Pesek on Asia: 89 Billion Reasons
Good morning. Here's my take on some of the stories driving the debate in politics, finance and social issues across Asia today:
Asia's $89 billion loss is no one's gain
Neglecting the so-called weaker sex is obviously bad economics. In Asia's case, the numbers are appalling: According to the United Nations, gender discrimination accounts for an eye-popping loss of $89 billion a year in unrealized output. That figure should be used early and often to shame Asian leaders into empowering women. A region struggling to raise many of its nearly 3 billion people out of poverty can't afford to squander roughly the annual gross domestic product of Slovakia. Simon Ogus of consultancy firm DSGAsia calls Asia’s failure to tap the potential of educated women a “self-inflicted wound.” It's completely unnecessary, too.

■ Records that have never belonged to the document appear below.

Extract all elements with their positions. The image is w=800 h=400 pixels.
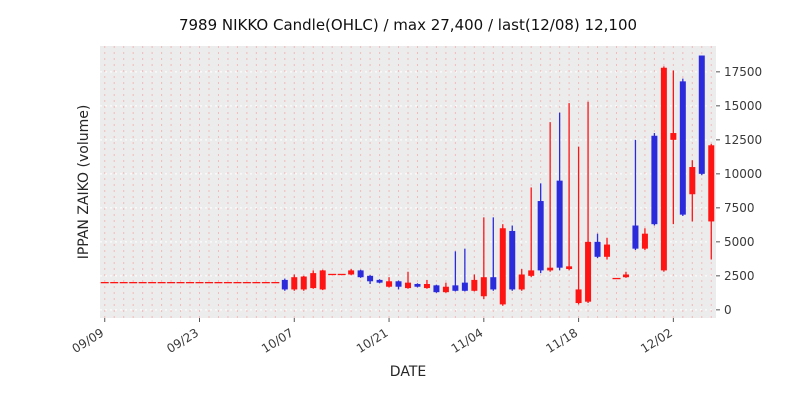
svg-text:12500: 12500 (724, 133, 762, 147)
svg-text:10/07: 10/07 (259, 326, 296, 356)
svg-text:11/04: 11/04 (449, 326, 486, 356)
x-axis-label: DATE (389, 364, 427, 380)
svg-text:17500: 17500 (724, 65, 762, 79)
svg-text:10000: 10000 (724, 167, 762, 181)
y-axis-label: IPPAN ZAIKO (volume) (76, 104, 92, 260)
svg-text:2500: 2500 (724, 269, 755, 283)
svg-text:12/02: 12/02 (638, 326, 675, 356)
svg-text:09/23: 09/23 (164, 326, 201, 356)
svg-text:10/21: 10/21 (354, 326, 391, 356)
svg-text:0: 0 (724, 303, 732, 317)
svg-text:09/09: 09/09 (70, 326, 107, 356)
chart-title: 7989 NIKKO Candle(OHLC) / max 27,400 / l… (178, 16, 638, 34)
svg-text:11/18: 11/18 (543, 326, 580, 356)
svg-text:7500: 7500 (724, 201, 755, 215)
svg-text:5000: 5000 (724, 235, 755, 249)
svg-text:15000: 15000 (724, 99, 762, 113)
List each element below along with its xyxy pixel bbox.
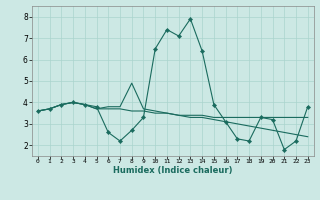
X-axis label: Humidex (Indice chaleur): Humidex (Indice chaleur) [113,166,233,175]
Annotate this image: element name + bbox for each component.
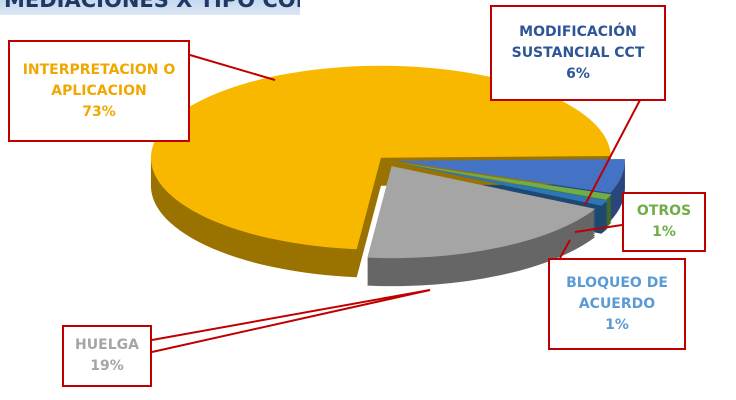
leader-line <box>189 54 276 81</box>
chart-title: MEDIACIONES X TIPO CONFLICTO <box>4 0 300 12</box>
value-label: 6% <box>566 65 590 82</box>
slice-label: HUELGA <box>75 337 139 353</box>
title-bar: MEDIACIONES X TIPO CONFLICTO <box>0 0 300 15</box>
leader-line <box>574 224 623 233</box>
value-label: 1% <box>605 316 629 333</box>
slice-label: INTERPRETACION O APLICACION <box>22 61 176 99</box>
callout: BLOQUEO DE ACUERDO 1% <box>548 258 686 350</box>
value-label: 19% <box>90 358 124 374</box>
leader-line <box>584 99 641 206</box>
callout: OTROS 1% <box>622 192 706 252</box>
value-label: 73% <box>82 103 116 120</box>
slice <box>397 163 608 206</box>
callout: MODIFICACIÓN SUSTANCIAL CCT 6% <box>490 5 666 101</box>
slice-label: BLOQUEO DE ACUERDO <box>566 274 668 312</box>
slice <box>367 166 596 259</box>
slice-label: MODIFICACIÓN SUSTANCIAL CCT <box>511 23 645 61</box>
leader-line <box>151 289 431 353</box>
slice-label: OTROS <box>636 203 692 219</box>
slice <box>394 158 625 193</box>
slice <box>396 162 612 200</box>
leader-line <box>559 239 571 259</box>
value-label: 1% <box>652 224 676 240</box>
callout: HUELGA 19% <box>62 325 152 387</box>
slice <box>150 65 611 250</box>
callout: INTERPRETACION O APLICACION 73% <box>8 40 190 142</box>
leader-line <box>151 289 431 341</box>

Why U.S shutdown has India worried
As Americans wring their hands over lawmakers in Washington allowing their government to shut down, investors in far off places are assessing the fallout. Nearly 8,000 miles away in Mumbai, India's stock punters are bracing for reduced capital inflows from the world's biggest economy. The world has grown used to political dysfunction in Washington. But self-imposed financial gridlock that has a chilling effect on the world economy? Not so much. Indian markets avoided a big stumble today on news the nation's current-account gap widened by less than economists forecast. Tomorrow could be a very different story.
Will Tokyo Olympics empower Japan's right?

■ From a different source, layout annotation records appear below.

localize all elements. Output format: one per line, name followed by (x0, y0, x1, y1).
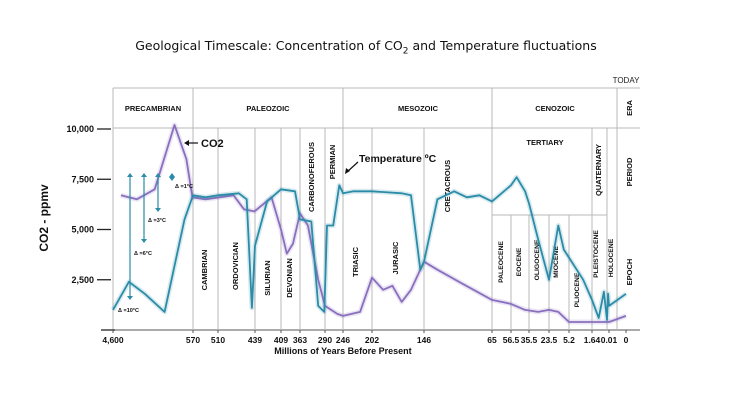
series-line-temperature (112, 176, 627, 321)
x-tick-label: 439 (248, 335, 262, 345)
y-tick-label: 10,000 (66, 124, 94, 134)
x-tick-label: 65 (487, 335, 497, 345)
annotations: CO2 Temperature ºC Δ =1°C Δ =3°C Δ =6°C Δ =10… (118, 138, 437, 314)
period-label: CRETACROUS (443, 160, 452, 212)
delta-arrowhead-down (127, 296, 133, 300)
row-label-era: ERA (625, 100, 634, 116)
epoch-label: HOLOCENE (608, 238, 615, 277)
era-label: PRECAMBRIAN (125, 104, 181, 113)
epoch-label: EOCENE (516, 247, 523, 276)
x-tick-label: 363 (293, 335, 307, 345)
co2-annotation: CO2 (201, 138, 224, 150)
delta-arrowhead-up (127, 173, 133, 177)
y-tick-label: 7,500 (71, 174, 94, 184)
era-label: PALEOZOIC (246, 104, 290, 113)
era-label: MESOZOIC (398, 104, 439, 113)
period-label: DEVONIAN (285, 258, 294, 298)
epoch-label: PALEOCENE (498, 241, 505, 283)
row-label-epoch: EPOCH (625, 259, 634, 286)
delta-label: Δ =10°C (118, 308, 139, 314)
epoch-label: MIOCENE (553, 246, 560, 278)
delta-label: Δ =1°C (175, 184, 193, 190)
x-tick-label: 570 (186, 335, 200, 345)
series-line-co2 (120, 124, 627, 323)
grid-lines (112, 87, 640, 331)
period-label-tertiary: TERTIARY (526, 138, 563, 147)
x-tick-label: 0.01 (601, 335, 618, 345)
period-label: PERMIAN (328, 145, 337, 180)
y-axis-label: CO2 - ppmv (37, 184, 51, 252)
y-tick-label: 5,000 (71, 225, 94, 235)
period-label: TRIASIC (351, 246, 360, 277)
x-tick-label: 510 (211, 335, 225, 345)
x-tick-label: 56.5 (503, 335, 520, 345)
epoch-label: OLIGOCENE (534, 239, 541, 280)
series-group (110, 122, 628, 325)
x-tick-label: 23.5 (541, 335, 558, 345)
x-tick-label: 1.64 (584, 335, 601, 345)
delta-arrowhead-up (169, 173, 175, 177)
chart-title: Geological Timescale: Concentration of C… (135, 38, 597, 57)
x-tick-label: 35.5 (521, 335, 538, 345)
period-label: ORDOVICIAN (231, 242, 240, 290)
delta-label: Δ =3°C (148, 218, 166, 224)
x-tick-label: 202 (365, 335, 379, 345)
period-label: SILURIAN (263, 260, 272, 295)
epoch-label: PLEISTOCENE (593, 230, 600, 278)
timescale-labels: PRECAMBRIAN PALEOZOIC MESOZOIC CENOZOIC ERA P… (125, 76, 640, 307)
delta-arrowhead-down (169, 177, 175, 181)
temperature-annotation: Temperature ºC (359, 153, 437, 165)
delta-arrowhead-up (155, 173, 161, 177)
delta-arrowhead-down (141, 239, 147, 243)
row-label-period: PERIOD (625, 157, 634, 186)
period-label: CAMBRIAN (200, 250, 209, 291)
y-tick-label: 2,500 (71, 275, 94, 285)
delta-arrowhead-down (155, 208, 161, 212)
temperature-arrowhead (345, 168, 350, 174)
x-tick-label: 4,600 (102, 335, 124, 345)
era-label: CENOZOIC (535, 104, 575, 113)
x-tick-label: 246 (336, 335, 350, 345)
period-label: CARBONOFEROUS (307, 142, 316, 212)
x-tick-label: 409 (274, 335, 288, 345)
period-label-quaternary: QUATERNARY (594, 144, 603, 196)
x-tick-label: 5.2 (563, 335, 575, 345)
x-tick-label: 0 (624, 335, 629, 345)
x-tick-label: 146 (417, 335, 431, 345)
delta-arrowhead-up (141, 173, 147, 177)
x-axis-label: Millions of Years Before Present (274, 346, 411, 356)
co2-arrowhead (184, 140, 189, 146)
x-tick-label: 290 (318, 335, 332, 345)
axes: 10,000 7,500 5,000 2,500 CO2 - ppmv 4,600 570 5… (37, 124, 629, 356)
delta-label: Δ =6°C (134, 251, 152, 257)
epoch-label: PLIOCENE (574, 272, 581, 307)
period-label: JURASIC (391, 241, 400, 275)
today-label: TODAY (613, 76, 640, 85)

American-turned-Japanese author and activist Debito Arudou is a constant thorn in the side of nationalist politicians. His blog items and columns pull no punches and his latest, headlined "Triumph of Tokyo Olympic Bid Sends Wrong Signal to Japan’s Resurgent Right," is raising blood pressures in Nagatacho, Tokyo’s Capitol Hill. But his concerns that euphoria over the Olympics will detract attention from the nuclear crisis in Fukushima and rebuilding efforts in earthquake-ravaged Tohoku are widely shared in Japan. His warning that hosting the 2020 Olympics will encourage Japan to flex its muscles in a tense North Asia deserves equal attention.

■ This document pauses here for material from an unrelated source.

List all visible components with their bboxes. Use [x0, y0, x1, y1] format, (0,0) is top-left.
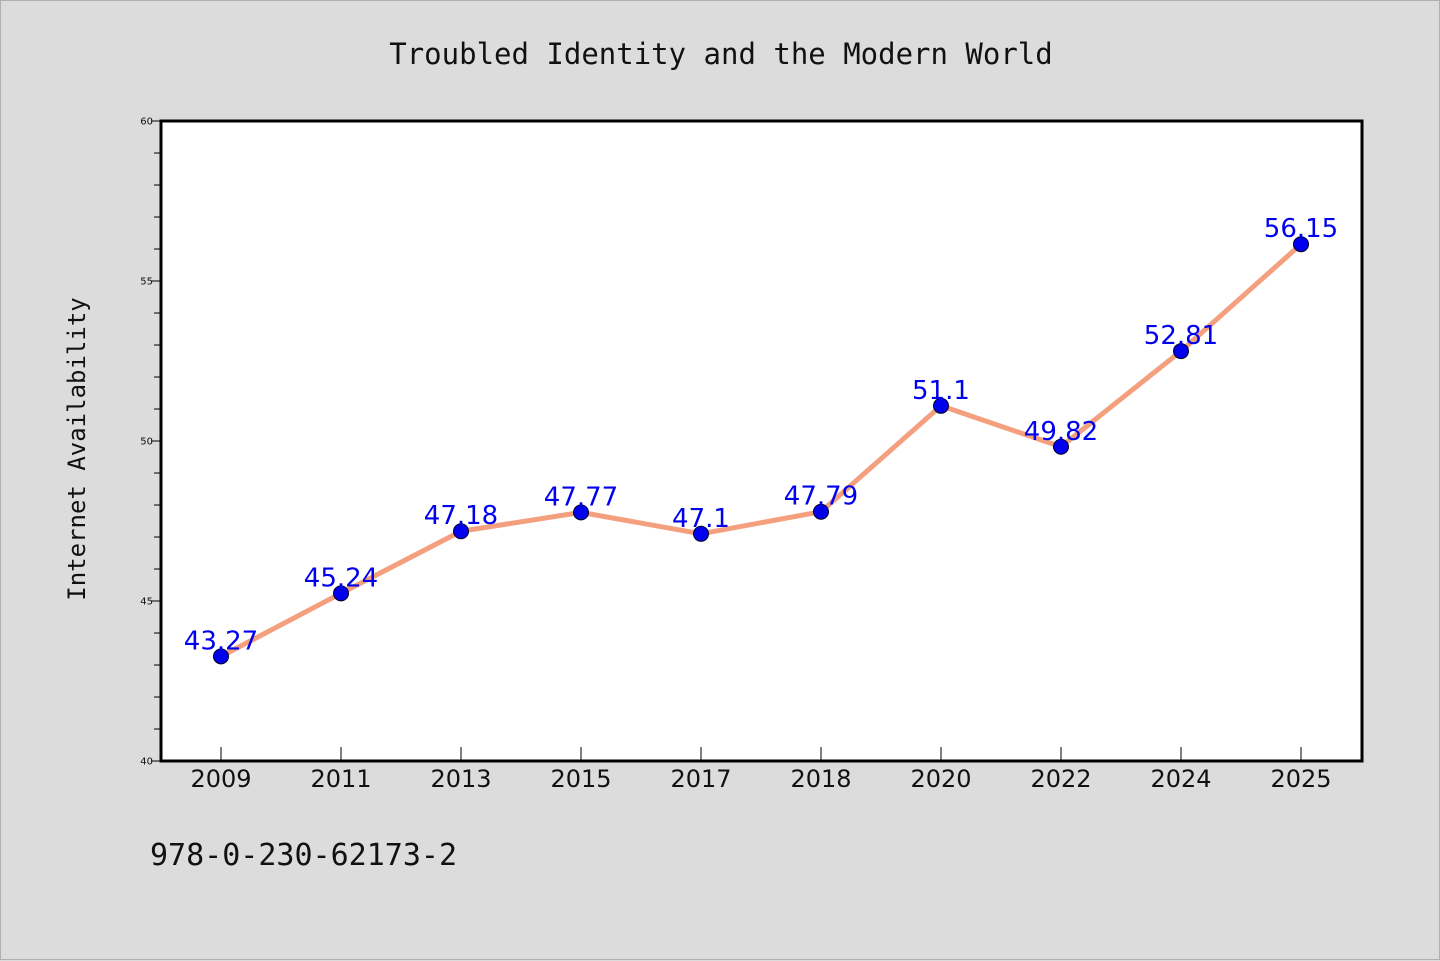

International executives, meet Chairman Mao
For all the talk of China racing forward, many elements of its political culture appear to be moving backward. Beijing's ever-expanding crackdown on the Internet is the most obvious example. But the Wall Street Journal has an interesting piece on how the biggest multinational companies are running into Mao Zedong-era politics. It details how China's intensifying crackdown on corruption and price-fixing has taken on an anti-foreigner edge. Sure leaves you wondering whether China is declaring war on the companies it once wooed. Worse, it suggests Beijing is more interested in weeding out graft among expatriate executives than the Chinese ones doing business with them.
Thailand quietly pulls out of the red
As investors debate which economies are vulnerable to another 1997-like crack up, Thailand is quietly taking itself off the list. It posted a convincingly large current-account surplus for August -- $1.3 billion -- and should benefit from renewed capital inflows. Challenges still abound for Prime Minister Yingluck Shinawatra, including reducing budget-busting subsidies on rice and other commodities. But by shoring up its economy ahead of the Federal Reserve's monetary tapering process, Thailand is confounding naysayers and setting the stage for healthier growth.